Saturday, January 1, 2011

Champagne

In my house, I either have Champagne, or I am out of Champagne. So I wanted to write an ode, to describe why I love it. Why it is impossible to be unhappy while drinking Champagne. Alas, I cannot hope to top the words of Terry Theise. So here they are.

From Terry Theise's 2007 Catalogue:

I have a friend who was about to marry when, a week before the wedding, he and his fiance learned of her diagnosis with cancer, a bad cancer, a killer. They married nevertheless, and the eighteen months of their marriage were marked by the disease, its treatment, the endless round of doctors and specialists, and the pathos of her death. She was in her early thirties, and they were each the other’s Great Love. His friends did what we could to rally around him.

Within a week or two after the death, we gathered in one of our homes to cook supper and keep our friend company. He and I had spoken often, of course, and shed many a tear together, but this was my first time seeing him, and so I brought a special wine, a Magnum of Vilmart’s 1991 Coeur de CuvĂ©e.
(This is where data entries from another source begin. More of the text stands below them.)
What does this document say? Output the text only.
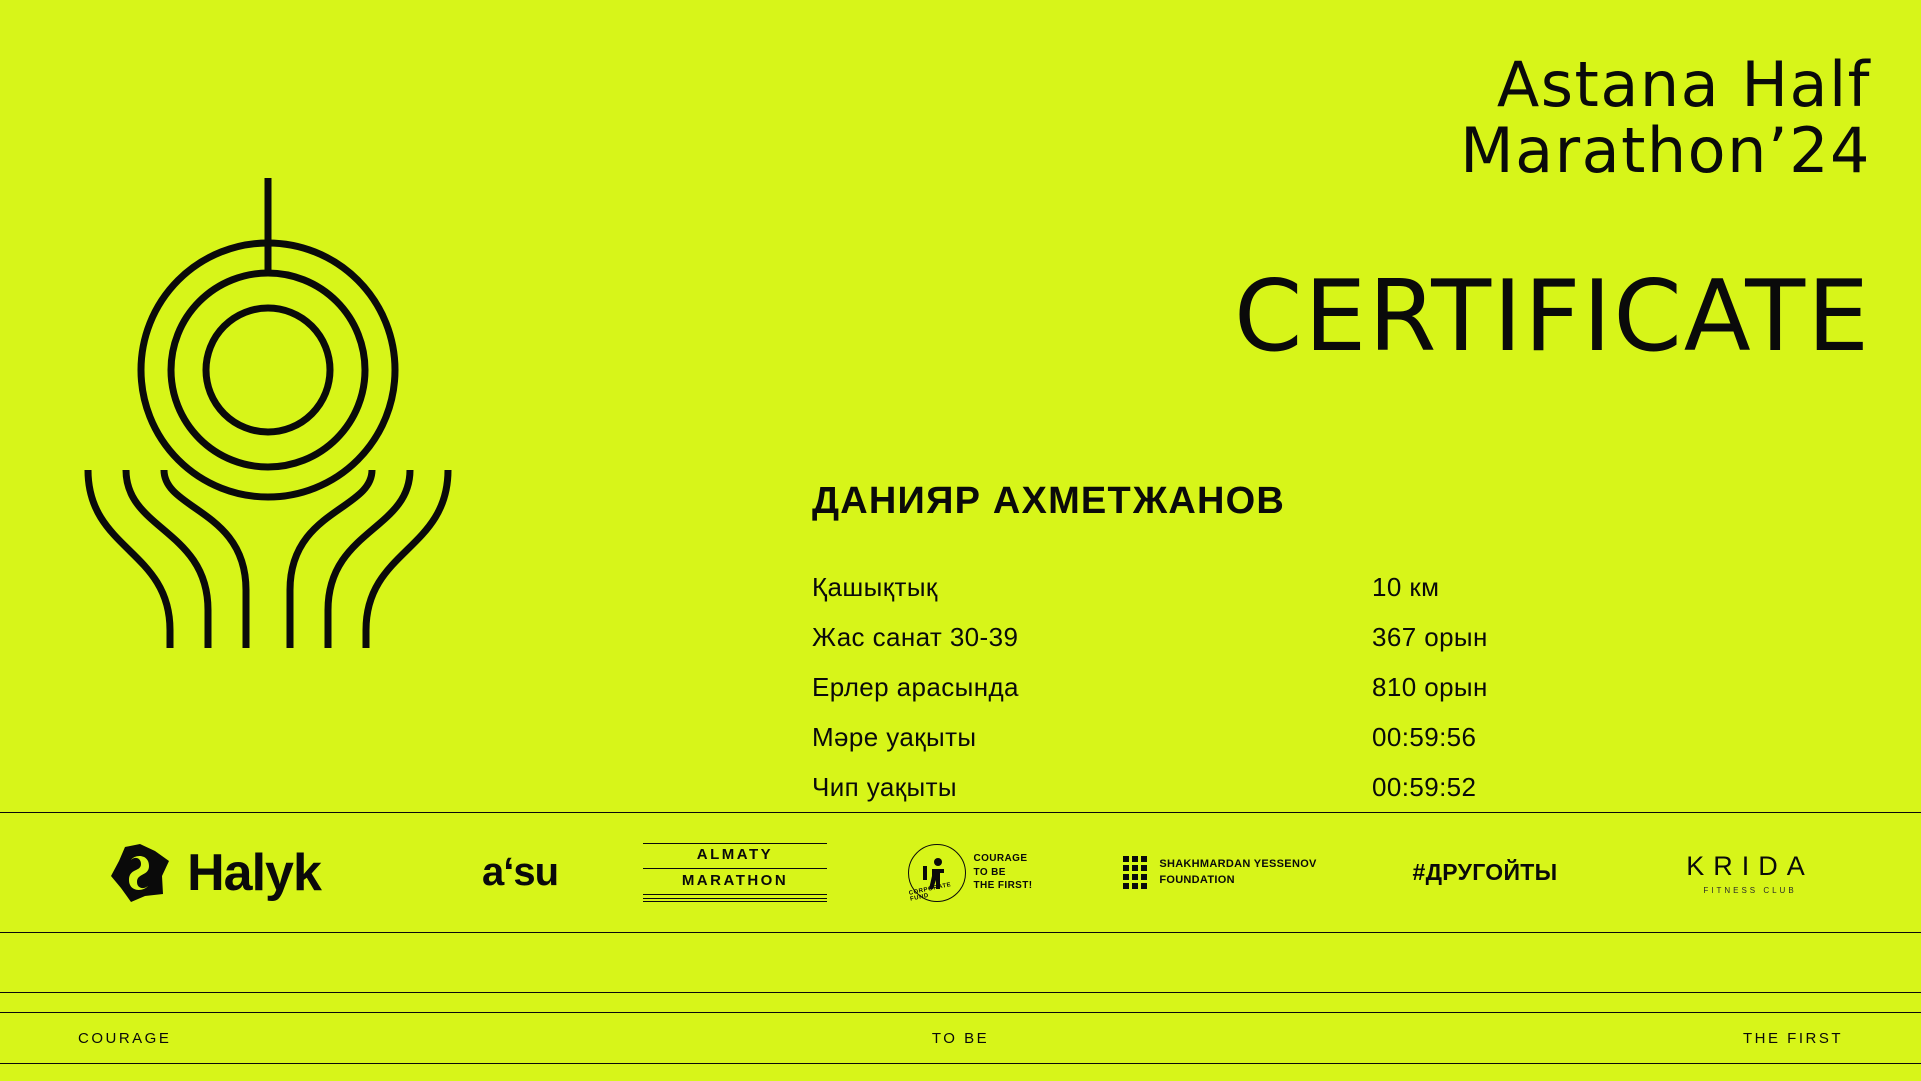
Astana Half
Marathon’24
CERTIFICATE
ДАНИЯР АХМЕТЖАНОВ
Қашықтық	10 км
Жас санат 30-39	367 орын
Ерлер арасында	810 орын
Мәре уақыты	00:59:56
Чип уақыты	00:59:52
Halyk	aʻsu	ALMATY
MARATHON	CORPORATE FUND
COURAGE
TO BE
THE FIRST!
SHAKHMARDAN YESSENOV
FOUNDATION	#ДРУГОЙТЫ	KRIDA
FITNESS CLUB
COURAGE	TO BE	THE FIRST
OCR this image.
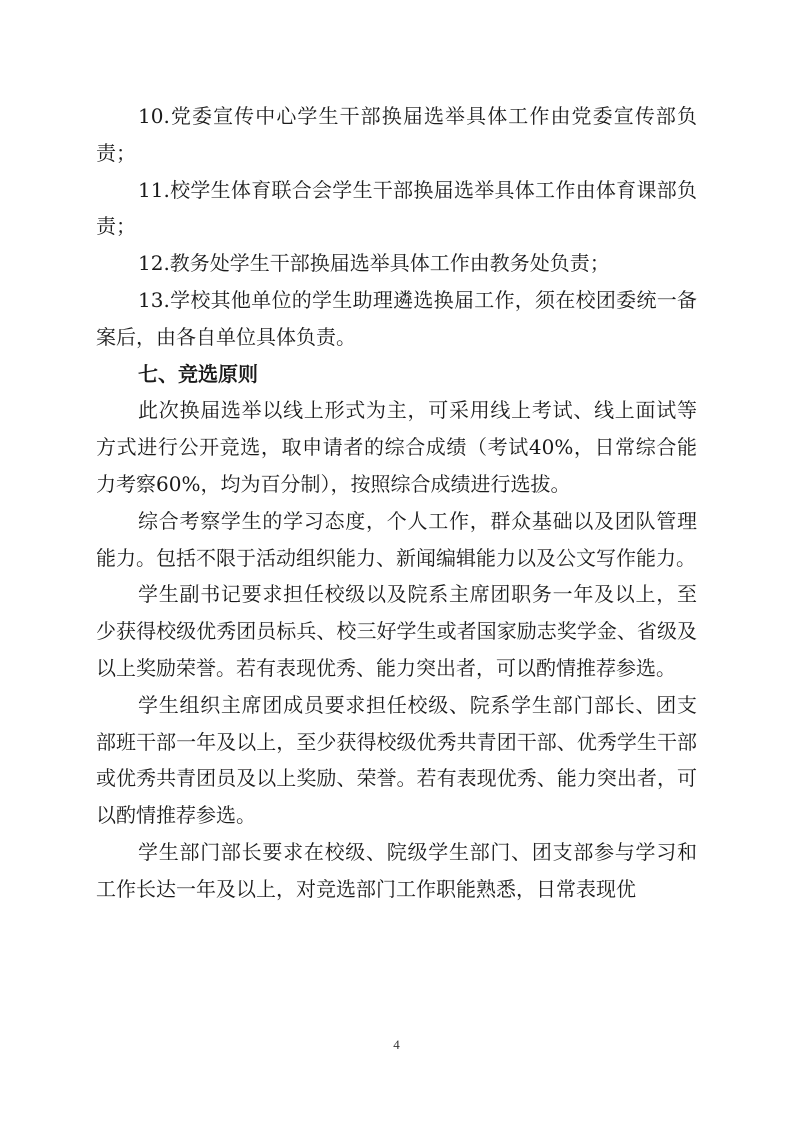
10.党委宣传中心学生干部换届选举具体工作由党委宣传部负责；

11.校学生体育联合会学生干部换届选举具体工作由体育课部负责；

12.教务处学生干部换届选举具体工作由教务处负责；

13.学校其他单位的学生助理遴选换届工作，须在校团委统一备案后，由各自单位具体负责。

七、竞选原则

此次换届选举以线上形式为主，可采用线上考试、线上面试等方式进行公开竞选，取申请者的综合成绩（考试40%，日常综合能力考察60%，均为百分制），按照综合成绩进行选拔。

综合考察学生的学习态度，个人工作，群众基础以及团队管理能力。包括不限于活动组织能力、新闻编辑能力以及公文写作能力。

学生副书记要求担任校级以及院系主席团职务一年及以上，至少获得校级优秀团员标兵、校三好学生或者国家励志奖学金、省级及以上奖励荣誉。若有表现优秀、能力突出者，可以酌情推荐参选。

学生组织主席团成员要求担任校级、院系学生部门部长、团支部班干部一年及以上，至少获得校级优秀共青团干部、优秀学生干部或优秀共青团员及以上奖励、荣誉。若有表现优秀、能力突出者，可以酌情推荐参选。

学生部门部长要求在校级、院级学生部门、团支部参与学习和工作长达一年及以上，对竞选部门工作职能熟悉，日常表现优

4
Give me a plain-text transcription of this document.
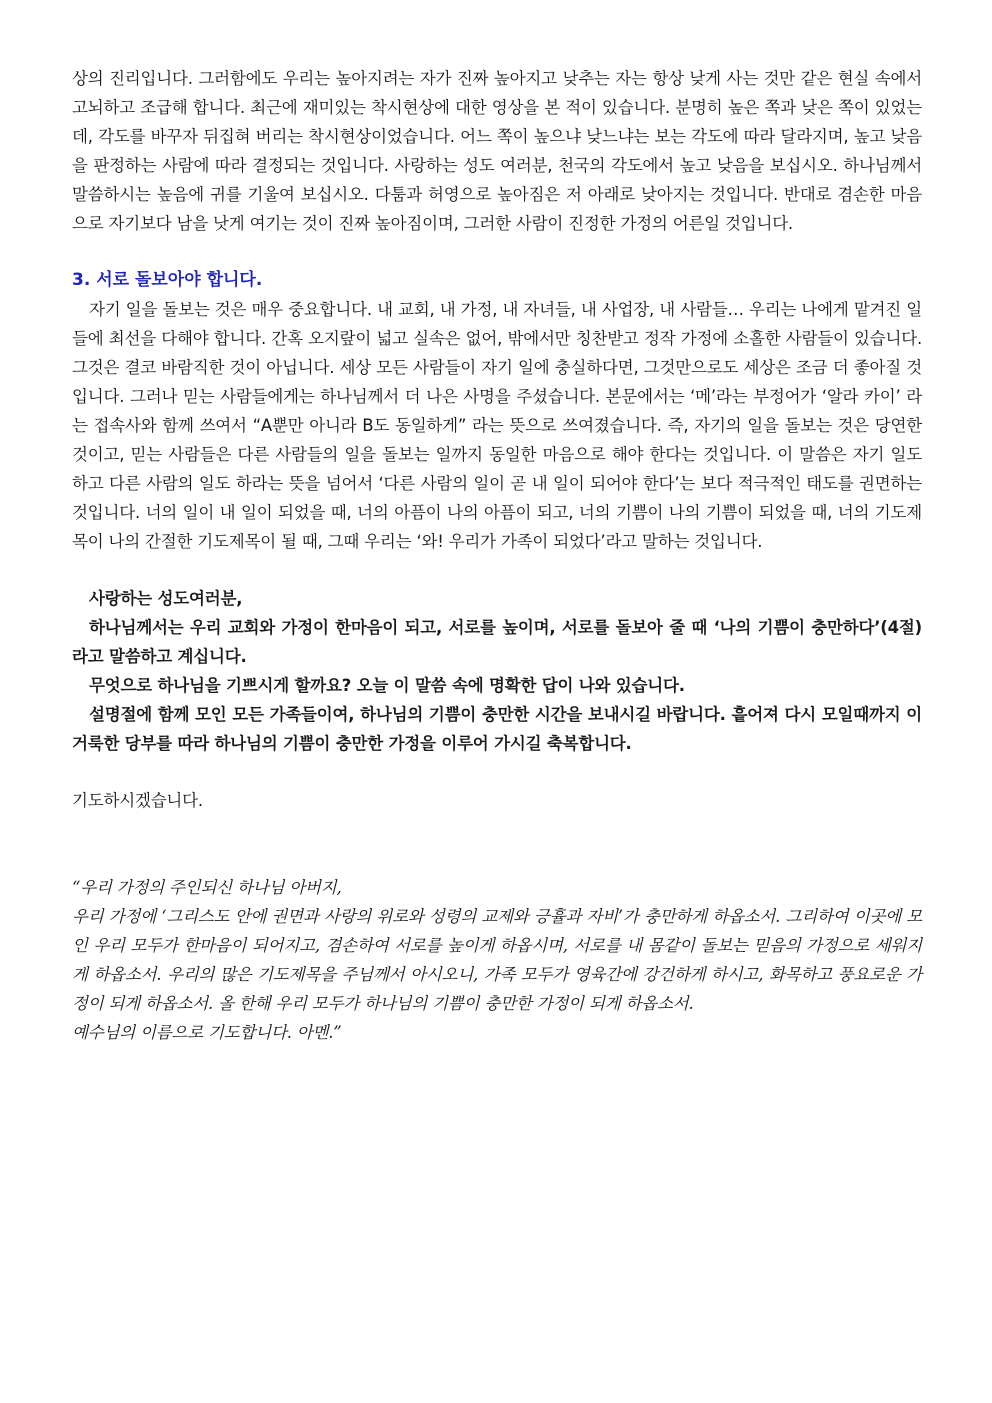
상의 진리입니다. 그러함에도 우리는 높아지려는 자가 진짜 높아지고 낮추는 자는 항상 낮게 사는 것만 같은 현실 속에서 고뇌하고 조급해 합니다. 최근에 재미있는 착시현상에 대한 영상을 본 적이 있습니다. 분명히 높은 쪽과 낮은 쪽이 있었는데, 각도를 바꾸자 뒤집혀 버리는 착시현상이었습니다. 어느 쪽이 높으냐 낮느냐는 보는 각도에 따라 달라지며, 높고 낮음을 판정하는 사람에 따라 결정되는 것입니다. 사랑하는 성도 여러분, 천국의 각도에서 높고 낮음을 보십시오. 하나님께서 말씀하시는 높음에 귀를 기울여 보십시오. 다툼과 허영으로 높아짐은 저 아래로 낮아지는 것입니다. 반대로 겸손한 마음으로 자기보다 남을 낫게 여기는 것이 진짜 높아짐이며, 그러한 사람이 진정한 가정의 어른일 것입니다.

3. 서로 돌보아야 합니다.

자기 일을 돌보는 것은 매우 중요합니다. 내 교회, 내 가정, 내 자녀들, 내 사업장, 내 사람들… 우리는 나에게 맡겨진 일들에 최선을 다해야 합니다. 간혹 오지랖이 넓고 실속은 없어, 밖에서만 칭찬받고 정작 가정에 소홀한 사람들이 있습니다. 그것은 결코 바람직한 것이 아닙니다. 세상 모든 사람들이 자기 일에 충실하다면, 그것만으로도 세상은 조금 더 좋아질 것입니다. 그러나 믿는 사람들에게는 하나님께서 더 나은 사명을 주셨습니다. 본문에서는 ‘메’라는 부정어가 ‘알라 카이’ 라는 접속사와 함께 쓰여서 “A뿐만 아니라 B도 동일하게” 라는 뜻으로 쓰여졌습니다. 즉, 자기의 일을 돌보는 것은 당연한 것이고, 믿는 사람들은 다른 사람들의 일을 돌보는 일까지 동일한 마음으로 해야 한다는 것입니다. 이 말씀은 자기 일도 하고 다른 사람의 일도 하라는 뜻을 넘어서 ‘다른 사람의 일이 곧 내 일이 되어야 한다’는 보다 적극적인 태도를 권면하는 것입니다. 너의 일이 내 일이 되었을 때, 너의 아픔이 나의 아픔이 되고, 너의 기쁨이 나의 기쁨이 되었을 때, 너의 기도제목이 나의 간절한 기도제목이 될 때, 그때 우리는 ‘와! 우리가 가족이 되었다’라고 말하는 것입니다.

사랑하는 성도여러분,

하나님께서는 우리 교회와 가정이 한마음이 되고, 서로를 높이며, 서로를 돌보아 줄 때 ‘나의 기쁨이 충만하다’(4절)라고 말씀하고 계십니다.

무엇으로 하나님을 기쁘시게 할까요? 오늘 이 말씀 속에 명확한 답이 나와 있습니다.

설명절에 함께 모인 모든 가족들이여, 하나님의 기쁨이 충만한 시간을 보내시길 바랍니다. 흩어져 다시 모일때까지 이 거룩한 당부를 따라 하나님의 기쁨이 충만한 가정을 이루어 가시길 축복합니다.

기도하시겠습니다.

“우리 가정의 주인되신 하나님 아버지,

우리 가정에 ‘그리스도 안에 권면과 사랑의 위로와 성령의 교제와 긍휼과 자비’가 충만하게 하옵소서. 그리하여 이곳에 모인 우리 모두가 한마음이 되어지고, 겸손하여 서로를 높이게 하옵시며, 서로를 내 몸같이 돌보는 믿음의 가정으로 세워지게 하옵소서. 우리의 많은 기도제목을 주님께서 아시오니, 가족 모두가 영육간에 강건하게 하시고, 화목하고 풍요로운 가정이 되게 하옵소서. 올 한해 우리 모두가 하나님의 기쁨이 충만한 가정이 되게 하옵소서.

예수님의 이름으로 기도합니다. 아멘.”
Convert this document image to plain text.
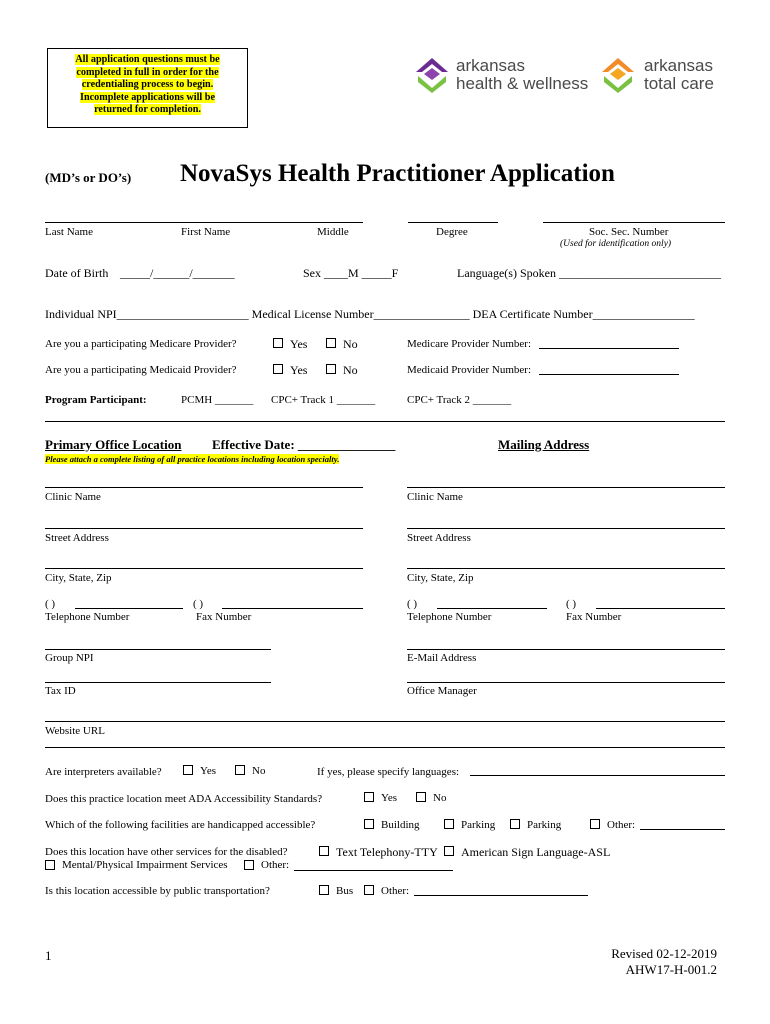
All application questions must be
completed in full in order for the
credentialing process to begin.
Incomplete applications will be
returned for completion.
arkansas
health & wellness
arkansas
total care
(MD’s or DO’s) NovaSys Health Practitioner Application
Last Name	First Name	Middle	Degree	Soc. Sec. Number
(Used for identification only)
Date of Birth _____/______/_______	Sex ____M _____F	Language(s) Spoken ___________________________
Individual NPI______________________ Medical License Number________________ DEA Certificate Number_________________
Are you a participating Medicare Provider?	Yes	No	Medicare Provider Number:
Are you a participating Medicaid Provider?	Yes	No	Medicaid Provider Number:
Program Participant:	PCMH _______ CPC+ Track 1 _______	CPC+ Track 2 _______
Primary Office Location Effective Date: _______________	Mailing Address
Please attach a complete listing of all practice locations including location specialty.
Clinic Name	Clinic Name
Street Address	Street Address
City, State, Zip	City, State, Zip
( )	( )	( )	( )
Telephone Number	Fax Number	Telephone Number	Fax Number
Group NPI	E-Mail Address
Tax ID	Office Manager
Website URL
Are interpreters available?	Yes	No	If yes, please specify languages:
Does this practice location meet ADA Accessibility Standards?	Yes	No
Which of the following facilities are handicapped accessible?	Building	Parking	Parking	Other:
Does this location have other services for the disabled?	Text Telephony-TTY American Sign Language-ASL
Mental/Physical Impairment Services	Other:
Is this location accessible by public transportation?	Bus	Other:
1	Revised 02-12-2019
AHW17-H-001.2
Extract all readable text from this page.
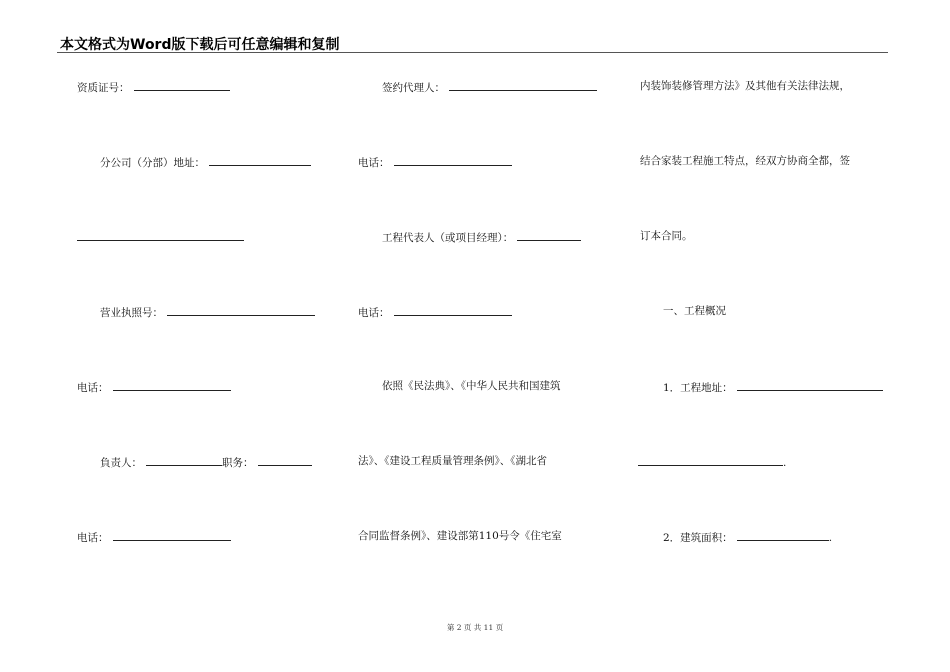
本文格式为Word版下载后可任意编辑和复制
资质证号：
分公司（分部）地址：
营业执照号：
电话：
負责人：	职务：
电话：
签约代理人：
电话：
工程代表人（或项目经理）：
电话：
依照《民法典》、《中华人民共和国建筑
法》、《建设工程质量管理条例》、《湖北省
合同监督条例》、建设部第110号令《住宅室
内装饰装修管理方法》及其他有关法律法规，
结合家装工程施工特点，经双方协商全都，签
订本合同。
一、工程概况
1．工程地址：
.
2．建筑面积：	.
第 2 页 共 11 页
And this is the first thing I want to tell you; what other wine can be at once appropriate for both celebration and consolation? The very sight of the tiny rising bubbles, dancing upward as if to snub their noses at gravity and exploding in a soft wash of foam, are heralds of an unquenchable hope. And so it was; the Champagne itself was enthralling, and I watched my friend be drawn into its suave complexity, and I knew very well that for these few moments he was engrossed in life, free of the ache of his dead. The Champagne almost literally brought him back to life.

What other wine could have done this?
...
That’s why Champagne matters, and why you should care.